I wish I had more time to review this, but I barely had time to watch it. So I’m going to try and hit the highlights, and we can talk about it.
When Shakespeare, Kemp, Burbage and the other “moderately historically accurate” characters are on screen, I am enraptured. I could watch it all day. I’ve been telling people it reminds me of the recent “Jobs” movie starring Michael Fassbender, which was basically two plus hours of a universe centered on Steve Jobs. To the degree that this show will be a universe centered on Shakespeare and his circle, you won’t be able to tear me away from the television.
Alas, television producers don’t have nearly enough faith in modern audiences to allow for that. Instead it’s set against a backdrop of such gratuitous language, sex and violence that I’d be embarrassed to share it with anybody, and almost turned it off fifteen minutes into the show. Think I’m exaggerating?

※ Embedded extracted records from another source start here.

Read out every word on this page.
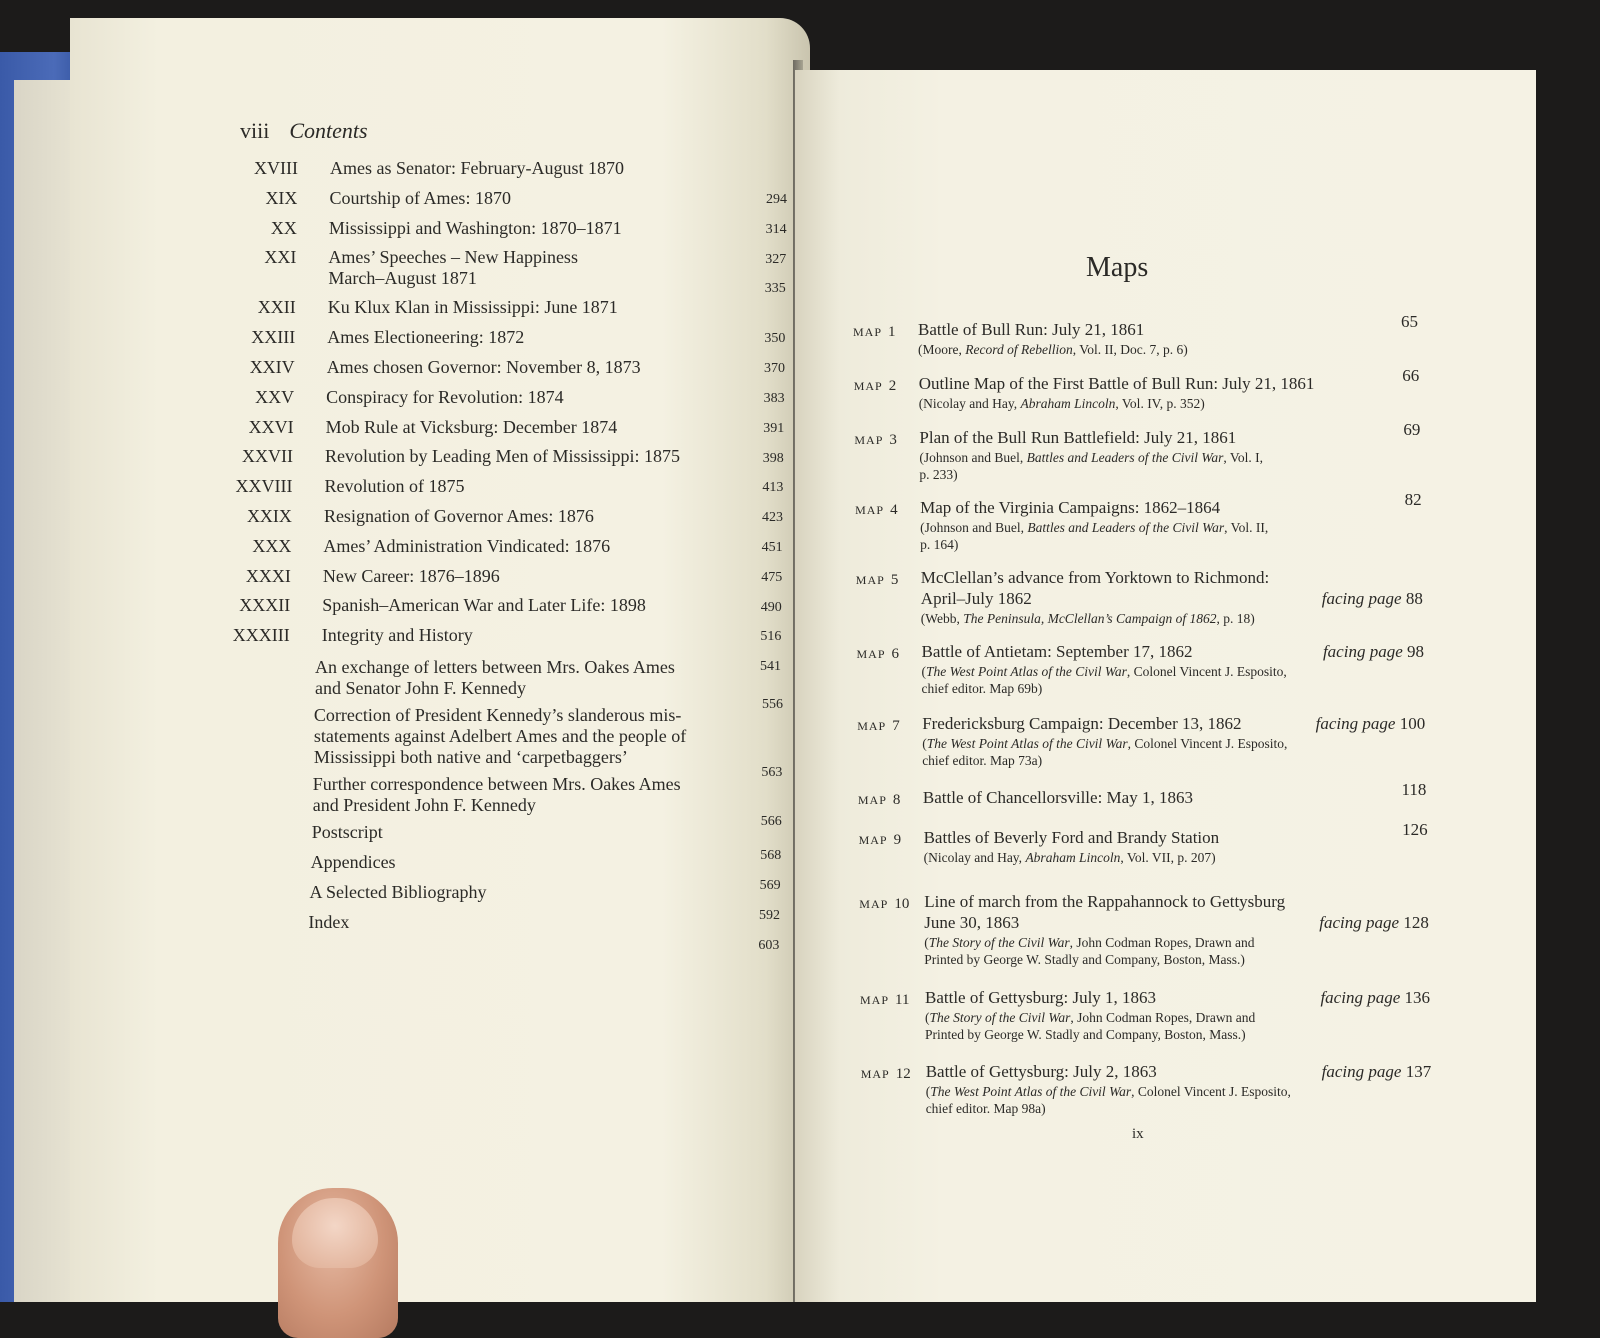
viii Contents
XVIII Ames as Senator: February-August 1870
294
XIX Courtship of Ames: 1870
314
XX Mississippi and Washington: 1870–1871
327
XXI Ames’ Speeches – New Happiness
March–August 1871
335
XXII Ku Klux Klan in Mississippi: June 1871
350
XXIII Ames Electioneering: 1872
370
XXIV Ames chosen Governor: November 8, 1873
383
XXV Conspiracy for Revolution: 1874
391
XXVI Mob Rule at Vicksburg: December 1874
398
XXVII Revolution by Leading Men of Mississippi: 1875
413
XXVIII Revolution of 1875
423
XXIX Resignation of Governor Ames: 1876
451
XXX Ames’ Administration Vindicated: 1876
475
XXXI New Career: 1876–1896
490
XXXII Spanish–American War and Later Life: 1898
516
XXXIII Integrity and History
541
An exchange of letters between Mrs. Oakes Ames
and Senator John F. Kennedy
556
Correction of President Kennedy’s slanderous mis-
statements against Adelbert Ames and the people of
Mississippi both native and ‘carpetbaggers’
563
Further correspondence between Mrs. Oakes Ames
and President John F. Kennedy
566
Postscript
568
Appendices
569
A Selected Bibliography
592
Index
603
Maps
MAP 1 Battle of Bull Run: July 21, 1861
(Moore, Record of Rebellion, Vol. II, Doc. 7, p. 6)
65
MAP 2 Outline Map of the First Battle of Bull Run: July 21, 1861
(Nicolay and Hay, Abraham Lincoln, Vol. IV, p. 352)
66
MAP 3 Plan of the Bull Run Battlefield: July 21, 1861
(Johnson and Buel, Battles and Leaders of the Civil War, Vol. I,
p. 233)
69
MAP 4 Map of the Virginia Campaigns: 1862–1864
(Johnson and Buel, Battles and Leaders of the Civil War, Vol. II,
p. 164)
82
MAP 5 McClellan’s advance from Yorktown to Richmond:
April–July 1862
(Webb, The Peninsula, McClellan’s Campaign of 1862, p. 18)
facing page 88
MAP 6 Battle of Antietam: September 17, 1862
(The West Point Atlas of the Civil War, Colonel Vincent J. Esposito,
chief editor. Map 69b)
facing page 98
MAP 7 Fredericksburg Campaign: December 13, 1862
(The West Point Atlas of the Civil War, Colonel Vincent J. Esposito,
chief editor. Map 73a)
facing page 100
MAP 8 Battle of Chancellorsville: May 1, 1863	118
MAP 9 Battles of Beverly Ford and Brandy Station
(Nicolay and Hay, Abraham Lincoln, Vol. VII, p. 207)
126
MAP 10 Line of march from the Rappahannock to Gettysburg
June 30, 1863
(The Story of the Civil War, John Codman Ropes, Drawn and
Printed by George W. Stadly and Company, Boston, Mass.)
facing page 128
MAP 11 Battle of Gettysburg: July 1, 1863
(The Story of the Civil War, John Codman Ropes, Drawn and
Printed by George W. Stadly and Company, Boston, Mass.)
facing page 136
MAP 12 Battle of Gettysburg: July 2, 1863
(The West Point Atlas of the Civil War, Colonel Vincent J. Esposito,
chief editor. Map 98a)
facing page 137
ix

We watch a man’s intestines pulled out. Another has what I believe was some sort of hot poker shoved down his throat. Great, we get it, we live in a world where to go against the crown is to risk torture. But you could just as easily have said “you risk losing your head” and had the same effect. Unless you want an audience turned on instead of off by that sort of thing. If I wanted that I know what channel Game of Thrones is on.
I’m not a prude and I realize that the later the hour, the more sex is allowed in these shows. But as I told one friend, “I didn’t realize that people were allowed to get that naked for that long.” Seriously, it made me wonder whether they were going in and digitally erasing bits, because there’s literally nothing for them to strategically hide anything behind.

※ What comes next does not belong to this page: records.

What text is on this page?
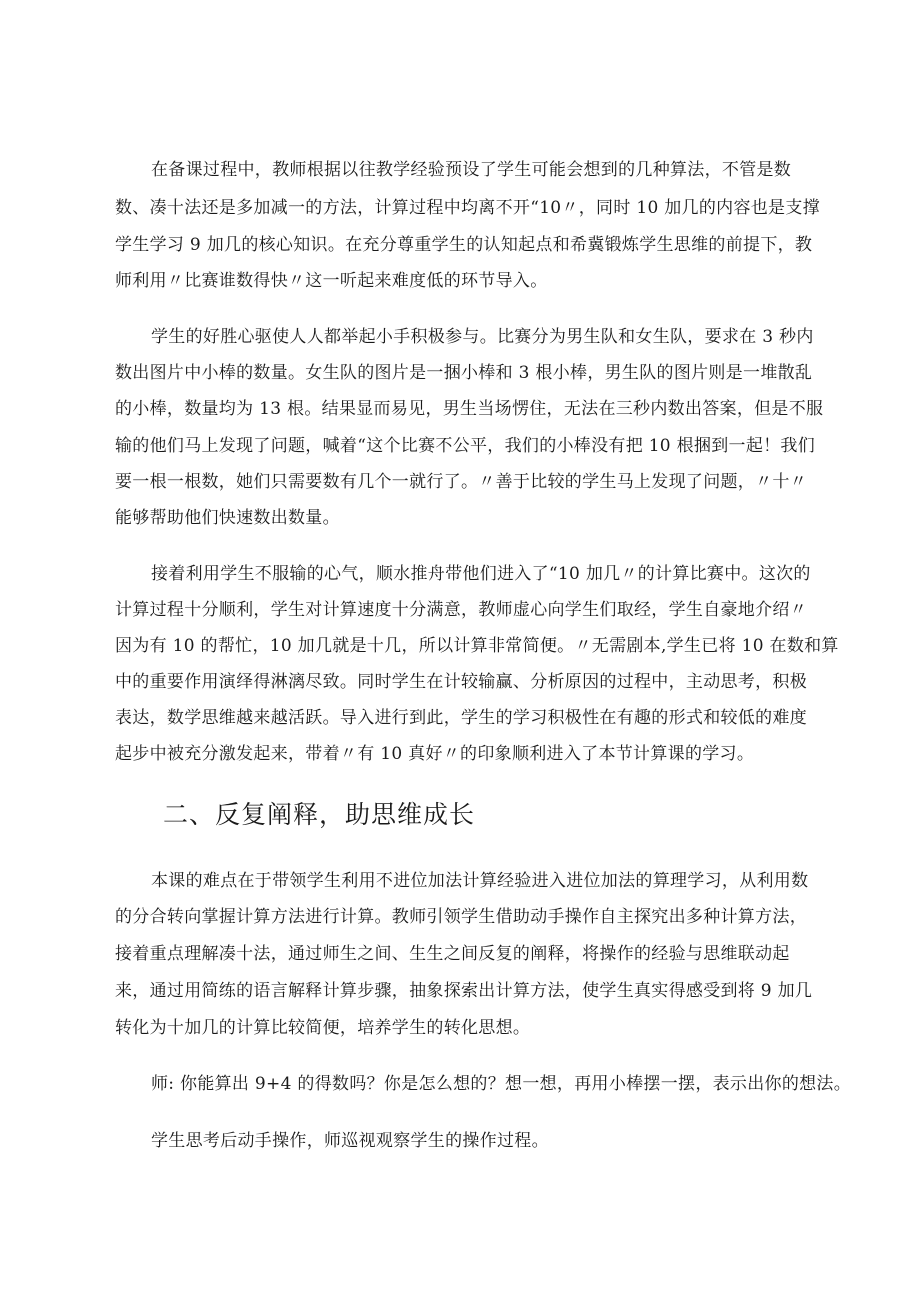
在备课过程中，教师根据以往教学经验预设了学生可能会想到的几种算法，不管是数
数、凑十法还是多加减一的方法，计算过程中均离不开“10〃，同时 10 加几的内容也是支撑
学生学习 9 加几的核心知识。在充分尊重学生的认知起点和希冀锻炼学生思维的前提下，教
师利用〃比赛谁数得快〃这一听起来难度低的环节导入。
学生的好胜心驱使人人都举起小手积极参与。比赛分为男生队和女生队，要求在 3 秒内
数出图片中小棒的数量。女生队的图片是一捆小棒和 3 根小棒，男生队的图片则是一堆散乱
的小棒，数量均为 13 根。结果显而易见，男生当场愣住，无法在三秒内数出答案，但是不服
输的他们马上发现了问题，喊着“这个比赛不公平，我们的小棒没有把 10 根捆到一起！我们
要一根一根数，她们只需要数有几个一就行了。〃善于比较的学生马上发现了问题，〃十〃
能够帮助他们快速数出数量。
接着利用学生不服输的心气，顺水推舟带他们进入了“10 加几〃的计算比赛中。这次的
计算过程十分顺利，学生对计算速度十分满意，教师虚心向学生们取经，学生自豪地介绍〃
因为有 10 的帮忙，10 加几就是十几，所以计算非常简便。〃无需剧本,学生已将 10 在数和算
中的重要作用演绎得淋漓尽致。同时学生在计较输赢、分析原因的过程中，主动思考，积极
表达，数学思维越来越活跃。导入进行到此，学生的学习积极性在有趣的形式和较低的难度
起步中被充分激发起来，带着〃有 10 真好〃的印象顺利进入了本节计算课的学习。
二、反复阐释，助思维成长
本课的难点在于带领学生利用不进位加法计算经验进入进位加法的算理学习，从利用数
的分合转向掌握计算方法进行计算。教师引领学生借助动手操作自主探究出多种计算方法，
接着重点理解凑十法，通过师生之间、生生之间反复的阐释，将操作的经验与思维联动起
来，通过用简练的语言解释计算步骤，抽象探索出计算方法，使学生真实得感受到将 9 加几
转化为十加几的计算比较简便，培养学生的转化思想。
师: 你能算出 9+4 的得数吗？你是怎么想的？想一想，再用小棒摆一摆，表示出你的想法。
学生思考后动手操作，师巡视观察学生的操作过程。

If that’s not awkward enough for you, there’s a side plot involving a prostitute and her little brother who is desperately trying to make enough money to get her out of that life. Just to hammer the point home, we’re treated to a scene of him hiding under her bed while she services a client. The icing on the cake is when he takes out his knife and starts cutting himself, so we’re quite sure of how emotionally messed up he is. Tell me again what the show is called and how any of that has anything to do with Shakespeare?
We could get into the details about the storylines and characters, how much they’re playing up the Catholic/Protestant thing, and whether or not we’re supposed to like Marlowe (I don’t). But that’s my summary for now. When it’s about Shakespeare, it’s got me. Just about everything else, I’m disappointed and embarrassed for the people that made it.